If your want to use your user domain name to access OSS services through the HTTPS protocol, you must purchase a digital certificate. You can purchase certificate services from any certificate authority (CA) or purchase a certificate from Alibaba Cloud SSL Certificates Service and host your certificate on OSS.

Procedure

  • Alibaba Cloud CDN is not enabled

    After you Attach a custom domain name, follow these steps to host your certificate in the OSS console.

    1. Log on to the OSS console. In the left-side bucket list, click the bucket attached with the host name that you want to host your certificate.
    2. Click the Domain Names tab.
    3. Click Upload Certificate on the right of the domain name that you want to host your certificate.
    4. On the Upload Certificate page, enter the public key and private key in your certificate, and then click Upload.

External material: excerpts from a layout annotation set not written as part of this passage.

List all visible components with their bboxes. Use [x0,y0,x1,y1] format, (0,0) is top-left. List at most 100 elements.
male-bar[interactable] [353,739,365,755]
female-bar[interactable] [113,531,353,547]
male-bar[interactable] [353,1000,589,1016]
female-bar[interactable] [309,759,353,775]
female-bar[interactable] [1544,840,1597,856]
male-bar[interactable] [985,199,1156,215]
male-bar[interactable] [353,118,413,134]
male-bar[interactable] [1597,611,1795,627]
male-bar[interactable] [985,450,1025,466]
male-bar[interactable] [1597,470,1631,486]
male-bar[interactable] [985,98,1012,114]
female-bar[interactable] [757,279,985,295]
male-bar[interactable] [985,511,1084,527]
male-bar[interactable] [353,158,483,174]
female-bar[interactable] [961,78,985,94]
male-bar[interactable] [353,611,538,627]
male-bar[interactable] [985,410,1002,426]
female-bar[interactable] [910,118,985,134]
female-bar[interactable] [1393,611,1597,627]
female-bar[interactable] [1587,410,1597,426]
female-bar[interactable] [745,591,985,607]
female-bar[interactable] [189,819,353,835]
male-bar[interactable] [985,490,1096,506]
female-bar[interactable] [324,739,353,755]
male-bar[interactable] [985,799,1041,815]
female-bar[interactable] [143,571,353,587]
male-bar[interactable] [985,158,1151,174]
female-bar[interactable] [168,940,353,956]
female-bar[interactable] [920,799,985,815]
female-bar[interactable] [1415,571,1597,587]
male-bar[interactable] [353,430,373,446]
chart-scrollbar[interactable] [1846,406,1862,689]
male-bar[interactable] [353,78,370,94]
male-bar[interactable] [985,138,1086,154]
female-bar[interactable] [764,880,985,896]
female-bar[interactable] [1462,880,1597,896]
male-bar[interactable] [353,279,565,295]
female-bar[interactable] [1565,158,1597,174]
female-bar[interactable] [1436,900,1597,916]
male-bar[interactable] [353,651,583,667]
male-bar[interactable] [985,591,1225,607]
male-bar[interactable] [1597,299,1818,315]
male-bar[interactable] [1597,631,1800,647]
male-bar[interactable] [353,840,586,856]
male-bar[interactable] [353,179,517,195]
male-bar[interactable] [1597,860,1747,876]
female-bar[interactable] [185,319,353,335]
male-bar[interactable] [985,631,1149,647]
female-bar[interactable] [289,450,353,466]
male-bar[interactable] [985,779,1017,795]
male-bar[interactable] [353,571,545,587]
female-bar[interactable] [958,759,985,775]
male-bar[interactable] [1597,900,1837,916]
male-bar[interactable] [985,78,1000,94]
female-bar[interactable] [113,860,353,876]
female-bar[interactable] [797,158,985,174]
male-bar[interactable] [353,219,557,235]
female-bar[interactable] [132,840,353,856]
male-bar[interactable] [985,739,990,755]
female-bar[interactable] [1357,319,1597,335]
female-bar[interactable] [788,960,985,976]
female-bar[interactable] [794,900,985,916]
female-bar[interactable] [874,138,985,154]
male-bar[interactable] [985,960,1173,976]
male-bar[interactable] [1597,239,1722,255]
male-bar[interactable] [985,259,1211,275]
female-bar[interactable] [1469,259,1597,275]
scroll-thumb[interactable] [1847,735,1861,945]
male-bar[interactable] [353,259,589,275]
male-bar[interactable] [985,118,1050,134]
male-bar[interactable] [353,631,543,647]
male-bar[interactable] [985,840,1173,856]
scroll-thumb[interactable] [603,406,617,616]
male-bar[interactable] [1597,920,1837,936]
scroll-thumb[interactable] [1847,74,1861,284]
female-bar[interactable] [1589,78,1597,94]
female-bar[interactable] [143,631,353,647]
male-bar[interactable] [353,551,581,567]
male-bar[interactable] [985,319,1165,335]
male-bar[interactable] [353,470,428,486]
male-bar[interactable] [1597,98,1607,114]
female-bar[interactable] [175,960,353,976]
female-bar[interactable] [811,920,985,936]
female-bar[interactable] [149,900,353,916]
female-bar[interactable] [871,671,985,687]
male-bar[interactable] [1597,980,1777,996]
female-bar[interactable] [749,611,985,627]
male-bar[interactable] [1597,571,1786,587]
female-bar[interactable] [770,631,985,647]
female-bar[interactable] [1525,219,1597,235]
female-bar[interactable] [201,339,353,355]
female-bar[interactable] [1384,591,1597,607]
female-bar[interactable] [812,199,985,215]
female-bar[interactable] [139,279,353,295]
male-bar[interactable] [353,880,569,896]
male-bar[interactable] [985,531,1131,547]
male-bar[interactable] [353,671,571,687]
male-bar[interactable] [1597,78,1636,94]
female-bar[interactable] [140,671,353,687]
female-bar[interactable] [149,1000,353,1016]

      Note You can select Show PEM Encoding Example to view public key and private key examples. For more information about the certificate format, see Certificate format.
  • Alibaba Cloud CDN is enabled

    After you Attach a CDN acceleration domain name, you can manage HTTPS certificates in the CDN console.

    1. Log on to the CDN console.
    2. Click Domain Names. Select the domain name that you want to host your certificate and click Manage.
    3. Click HTTPS configuration > Modify.

    4. In the HTTPS Settings dialog box, enable HTTPS HTTPS Secure .
    5. Select a certificate. You can select the following certificate types: Alicloud CertCustom, and Free Cert. Only the PEM certificate format is supported.

      • Alicloud Cert: Select your SSL certificate.
      • Custom: You must upload the certificate and the private key after configuring the certificate name. The uploaded certificate is stored in Alibaba Cloud SSL Certificates Service. You can view the certificate in SSL Certificates.
      • You can also select a free certificate, that is, a free Digicert DV SSL certificate provided by Alibaba Cloud. However, a free CDN certificate only applies to the HTTPS Secure Acceleration service of CDN. Therefore, you cannot configure a free certificate in the Alibaba Cloud SSL Certificates console and cannot view the public key and the private key of a free certificate. A free certificate takes up to 10 minutes to take effect.
    6. A purchased certificate takes about one hour to take effect. After the certificate takes effect, you can access OSS resources through the HTTPS protocol. If a green HTTPS mark is displayed, it indicates that the HTTPS Secure Acceleration service has taken effect.